Rosette-forming glioneuronal tumor (RGNT) of the fourth ventricle is a recently characterized rare tumor entity. Despite benign histological features and a reported favorable postoperative course, there is still limited clinical experience with this tumor.Methods
Retrospective analysis of the clinical, radiological, and surgical data in four patients with RGNT was performed. Mean age at diagnosis was 35 years, and the median follow-up was 19 (range 2–30) months. The results were compared with the literature.Results
Patient 1 presented on an emergency basis due to intratumoral hemorrhage and tumor enlargement followed by life-threatening obstructive hydrocephalus. Patient 2 suffered from headaches and left-sided hemiparesthesia 6 months prior to surgery. Patient 3 developed headaches with nausea and vomiting, followed by left-sided tinnitus 1 year prior to surgery. In patient 4, RGNT was detected incidentally. No differentiating radiological characteristics were seen except for the presence of minute satellite lesions in two patients.
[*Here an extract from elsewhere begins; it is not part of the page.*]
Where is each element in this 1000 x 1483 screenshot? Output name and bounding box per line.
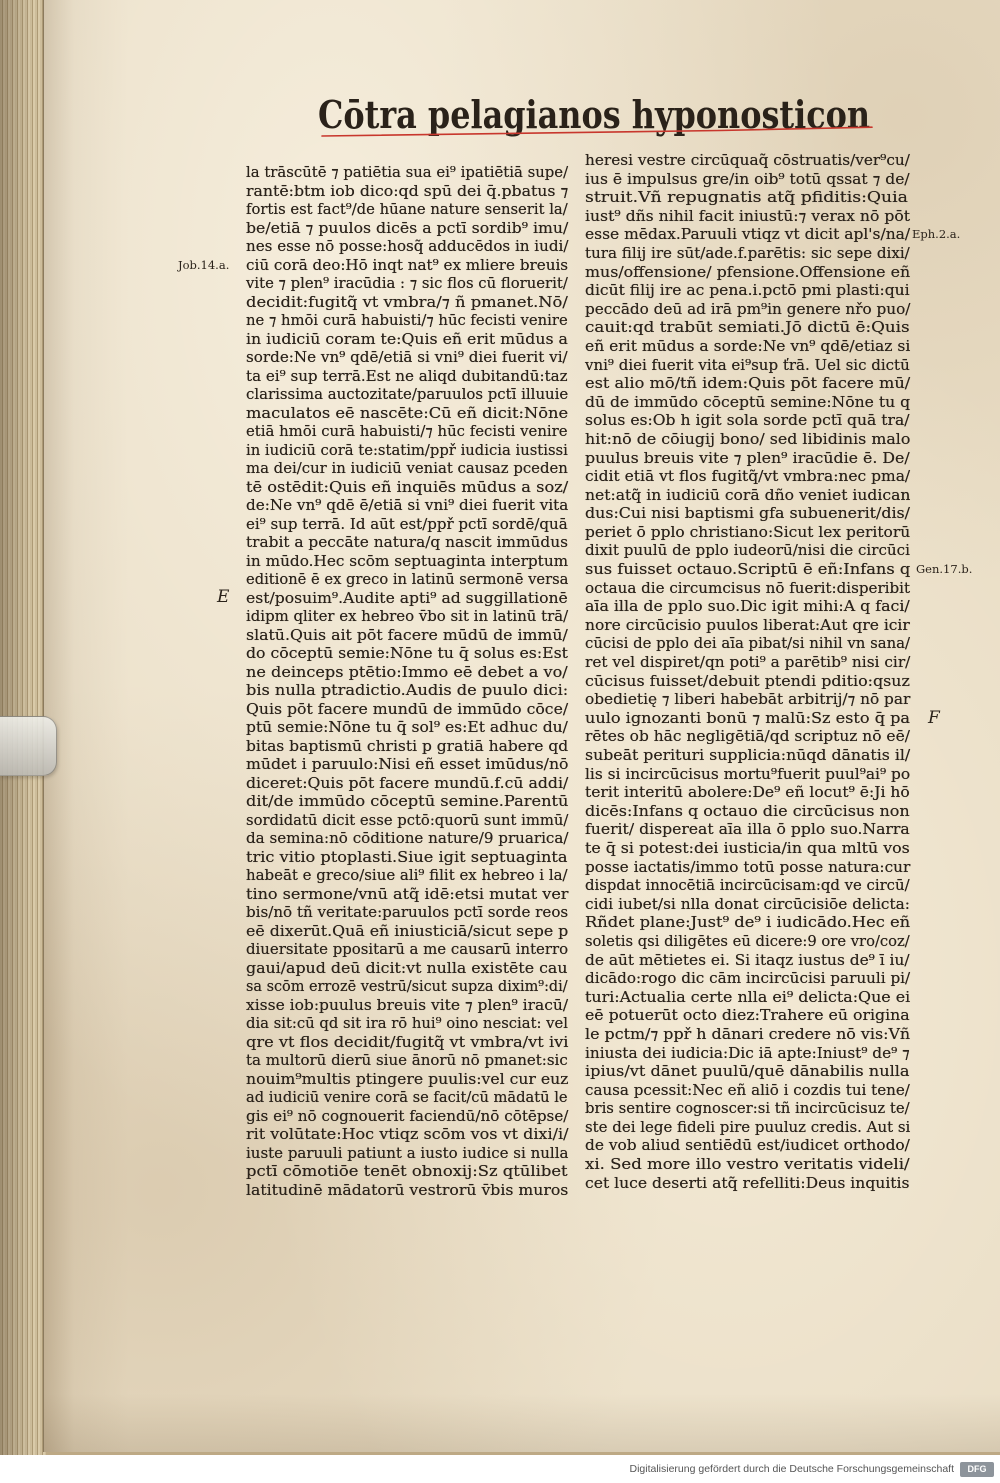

Histopathological findings were distinct and showed their typical biphasic neurocytic and glial architecture. No progression/recurrence was seen in the postoperative course.Conclusions
The spectrum of presenting symptoms of RGNT is wide, nonspecific, and typically depends on tumor size and extent. This tumor entity should be considered in the differential diagnosis of posterior fossa masses in order to avoid undue surgical aggressiveness.